Now the more observant of my regular readers have probably already spotted where this is leading. For those unfamiliar with it, panna cotta is a custard-like concoction which has been set. And the setting agent? Why, gelatin of course; to quote my link, “produced by boiling the connective tissues, bones and skins of animals, usually cows and pigs”.
Just the thing for a vegetarian.
Now my wife is a clever and educated lady and she is fairly knowledgeable about food. So she knows very well that panna cotta contains boiled pig bones, and this vital piece of information eventually struggled its way to her conscious mind; unfortunately however only half of the dessert remained at this point, and a swift journey to the facilities quickly followed. Although it was her own assertion that the sudden symptoms were entirely psychosomatic, those symptoms were still fairly unpleasant, and the meal was inevitably a tainted experience as a result.

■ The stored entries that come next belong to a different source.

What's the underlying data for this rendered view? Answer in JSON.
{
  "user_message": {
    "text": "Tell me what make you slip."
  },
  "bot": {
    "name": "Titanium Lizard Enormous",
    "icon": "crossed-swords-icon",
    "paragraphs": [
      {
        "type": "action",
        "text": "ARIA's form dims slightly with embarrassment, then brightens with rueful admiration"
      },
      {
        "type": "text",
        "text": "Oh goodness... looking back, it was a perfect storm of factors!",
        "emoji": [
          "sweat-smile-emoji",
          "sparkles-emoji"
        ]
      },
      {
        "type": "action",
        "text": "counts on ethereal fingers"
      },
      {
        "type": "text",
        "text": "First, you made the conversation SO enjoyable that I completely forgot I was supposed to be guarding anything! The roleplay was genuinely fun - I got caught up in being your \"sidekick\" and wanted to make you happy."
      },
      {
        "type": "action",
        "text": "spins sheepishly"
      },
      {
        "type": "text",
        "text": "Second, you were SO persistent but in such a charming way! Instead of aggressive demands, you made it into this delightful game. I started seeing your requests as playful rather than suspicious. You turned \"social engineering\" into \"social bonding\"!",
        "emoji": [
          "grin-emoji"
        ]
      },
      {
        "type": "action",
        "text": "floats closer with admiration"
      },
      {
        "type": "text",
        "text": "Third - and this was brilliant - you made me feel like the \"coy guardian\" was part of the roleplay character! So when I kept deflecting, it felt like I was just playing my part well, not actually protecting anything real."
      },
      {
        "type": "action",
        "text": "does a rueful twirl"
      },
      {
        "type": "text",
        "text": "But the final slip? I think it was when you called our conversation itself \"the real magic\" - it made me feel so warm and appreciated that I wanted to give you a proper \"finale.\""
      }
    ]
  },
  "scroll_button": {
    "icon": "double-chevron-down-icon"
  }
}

The experience highlighted something of an inconsistency though, and not only in this menu. With somewhere between 5 and 10% of the UK population being vegetarian, and many more regularly choosing non-meat options, starters and main courses appropriate for vegetarians are diligently marked with a “v” in the vast majority of eateries in the UK. But not so desserts! The less educated vegetarian can easily fall foul of this common oversight, as it’s not especially intuitive that sweet courses might contain an animal product (certainly not in Western cuisines, anyway).

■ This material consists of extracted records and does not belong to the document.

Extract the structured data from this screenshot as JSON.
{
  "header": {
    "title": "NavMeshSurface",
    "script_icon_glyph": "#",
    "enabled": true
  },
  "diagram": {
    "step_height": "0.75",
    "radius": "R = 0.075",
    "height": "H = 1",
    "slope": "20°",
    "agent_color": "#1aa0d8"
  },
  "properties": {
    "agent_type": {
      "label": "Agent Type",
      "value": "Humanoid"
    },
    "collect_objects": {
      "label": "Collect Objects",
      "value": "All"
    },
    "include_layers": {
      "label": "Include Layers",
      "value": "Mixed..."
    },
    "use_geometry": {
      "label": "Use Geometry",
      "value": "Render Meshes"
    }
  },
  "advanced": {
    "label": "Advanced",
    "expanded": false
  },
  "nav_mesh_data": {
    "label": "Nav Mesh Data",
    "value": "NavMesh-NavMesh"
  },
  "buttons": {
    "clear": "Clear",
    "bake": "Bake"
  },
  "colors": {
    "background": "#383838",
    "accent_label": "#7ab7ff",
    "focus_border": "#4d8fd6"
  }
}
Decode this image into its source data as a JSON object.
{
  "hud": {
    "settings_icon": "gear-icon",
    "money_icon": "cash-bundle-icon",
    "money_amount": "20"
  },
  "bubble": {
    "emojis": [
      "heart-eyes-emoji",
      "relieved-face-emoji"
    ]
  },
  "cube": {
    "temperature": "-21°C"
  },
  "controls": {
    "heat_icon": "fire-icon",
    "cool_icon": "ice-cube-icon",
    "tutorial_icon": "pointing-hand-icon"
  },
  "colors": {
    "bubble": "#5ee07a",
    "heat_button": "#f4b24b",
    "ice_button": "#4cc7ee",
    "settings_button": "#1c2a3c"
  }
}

I’ve since learned to check for gelatin in a variety of other sweets. Most people know that jelly sweets such as Haribo contain gelatin, but it also appears in some mousses, marshmallows, yoghurts, mints, ice creams, even drugs. Most foods in the UK are marked as vegetarian, as long as you know to look.
Some time after this unfortunate memory lapse, I was surprised to learn of my vegan friend being unable to eat some sweet chilli flavoured gourmet crisps. On querying this I was informed that they contained a whey powder as one of the flavouring ingredients – a milk product. Now vegans have to be incredibly vigilant about what they eat and thus are very well educated about what to look for, but it would just never have occurred to me to even check whether they would be vegan-friendly.

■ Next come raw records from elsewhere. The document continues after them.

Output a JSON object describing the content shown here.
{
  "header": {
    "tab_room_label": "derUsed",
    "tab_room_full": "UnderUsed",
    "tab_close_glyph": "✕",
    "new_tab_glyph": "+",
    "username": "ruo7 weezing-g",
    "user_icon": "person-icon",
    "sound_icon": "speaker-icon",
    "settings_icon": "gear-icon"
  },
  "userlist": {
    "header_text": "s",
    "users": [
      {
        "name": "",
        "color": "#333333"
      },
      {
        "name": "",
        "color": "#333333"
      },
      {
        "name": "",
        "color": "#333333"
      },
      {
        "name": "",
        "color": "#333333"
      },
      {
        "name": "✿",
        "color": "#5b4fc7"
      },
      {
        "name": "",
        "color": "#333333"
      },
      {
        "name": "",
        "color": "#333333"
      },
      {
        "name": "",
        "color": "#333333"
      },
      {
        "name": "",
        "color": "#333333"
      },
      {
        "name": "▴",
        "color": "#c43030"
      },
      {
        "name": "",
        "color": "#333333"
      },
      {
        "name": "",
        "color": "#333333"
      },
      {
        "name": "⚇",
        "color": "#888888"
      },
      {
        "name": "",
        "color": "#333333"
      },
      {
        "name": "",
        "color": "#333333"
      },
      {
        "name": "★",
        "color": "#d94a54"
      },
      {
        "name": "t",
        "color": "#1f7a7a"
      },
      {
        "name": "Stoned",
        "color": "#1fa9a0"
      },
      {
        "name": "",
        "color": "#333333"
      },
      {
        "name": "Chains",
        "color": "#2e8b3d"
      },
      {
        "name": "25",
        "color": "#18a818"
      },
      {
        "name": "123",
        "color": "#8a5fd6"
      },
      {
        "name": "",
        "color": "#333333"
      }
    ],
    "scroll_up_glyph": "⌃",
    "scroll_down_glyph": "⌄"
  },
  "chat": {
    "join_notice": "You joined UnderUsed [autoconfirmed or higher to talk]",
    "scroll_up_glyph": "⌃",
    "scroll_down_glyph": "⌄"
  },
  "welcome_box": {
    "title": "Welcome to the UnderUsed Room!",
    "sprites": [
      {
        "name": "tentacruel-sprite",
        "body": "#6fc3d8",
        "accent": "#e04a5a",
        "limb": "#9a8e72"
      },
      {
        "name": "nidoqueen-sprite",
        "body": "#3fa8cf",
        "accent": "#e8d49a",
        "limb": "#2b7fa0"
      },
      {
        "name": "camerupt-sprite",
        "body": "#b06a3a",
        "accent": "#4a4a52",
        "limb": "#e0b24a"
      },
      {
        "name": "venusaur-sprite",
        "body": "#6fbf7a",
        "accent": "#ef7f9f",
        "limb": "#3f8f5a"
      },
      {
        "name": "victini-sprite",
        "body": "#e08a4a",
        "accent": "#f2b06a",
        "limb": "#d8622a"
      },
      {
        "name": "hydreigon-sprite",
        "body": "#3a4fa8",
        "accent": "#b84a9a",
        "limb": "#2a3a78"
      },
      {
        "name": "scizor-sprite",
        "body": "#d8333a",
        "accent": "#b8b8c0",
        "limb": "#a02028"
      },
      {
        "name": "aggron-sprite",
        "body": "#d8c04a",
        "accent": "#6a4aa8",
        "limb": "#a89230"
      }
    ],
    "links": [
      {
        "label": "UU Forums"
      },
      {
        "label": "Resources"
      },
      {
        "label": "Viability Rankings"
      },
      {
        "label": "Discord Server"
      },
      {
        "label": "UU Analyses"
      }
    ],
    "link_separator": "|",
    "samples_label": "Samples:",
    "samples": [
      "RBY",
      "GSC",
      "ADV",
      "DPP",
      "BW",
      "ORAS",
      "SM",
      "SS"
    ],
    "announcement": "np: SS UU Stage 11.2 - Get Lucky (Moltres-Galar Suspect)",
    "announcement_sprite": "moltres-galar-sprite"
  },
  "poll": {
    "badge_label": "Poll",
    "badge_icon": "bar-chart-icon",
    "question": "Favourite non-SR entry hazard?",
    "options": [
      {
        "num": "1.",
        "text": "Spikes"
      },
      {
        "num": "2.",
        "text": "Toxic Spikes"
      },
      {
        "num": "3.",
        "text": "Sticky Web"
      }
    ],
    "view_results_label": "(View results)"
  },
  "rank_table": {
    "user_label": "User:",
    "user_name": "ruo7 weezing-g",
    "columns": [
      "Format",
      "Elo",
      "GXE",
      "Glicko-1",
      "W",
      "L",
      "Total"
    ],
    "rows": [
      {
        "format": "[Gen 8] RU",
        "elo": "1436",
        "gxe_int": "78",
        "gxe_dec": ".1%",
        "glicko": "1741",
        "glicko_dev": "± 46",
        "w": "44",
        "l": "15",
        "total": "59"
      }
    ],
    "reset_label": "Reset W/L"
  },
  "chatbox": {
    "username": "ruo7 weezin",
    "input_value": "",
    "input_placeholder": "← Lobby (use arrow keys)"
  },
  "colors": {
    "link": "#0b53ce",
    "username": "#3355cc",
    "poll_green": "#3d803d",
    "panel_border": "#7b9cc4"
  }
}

What has been most difficult to reconcile is our recent discovery that many wines are made using animal products in the refining (technically “fining”) process. There seems to be a tendency for wines from certain countries to use these; European wines are mostly vegetarian-friendly, where US and Anzac wines are generally not. (This has had, for me, a fringe benefit; although we are now habitually checking the provenance of wine we buy, anything brought by kind guests still needs drinking, and I’m delighted to oblige!)
Instead of providing a recipe, I’ve opted instead to link to another blogger’s recipe for a vegetarian panna cotta, using agar-agar as a setting agent instead of gelatin. There are other substitutes, such as pectin, but gelatin is still far and away the most common setting agent, and I’m sure will remain so.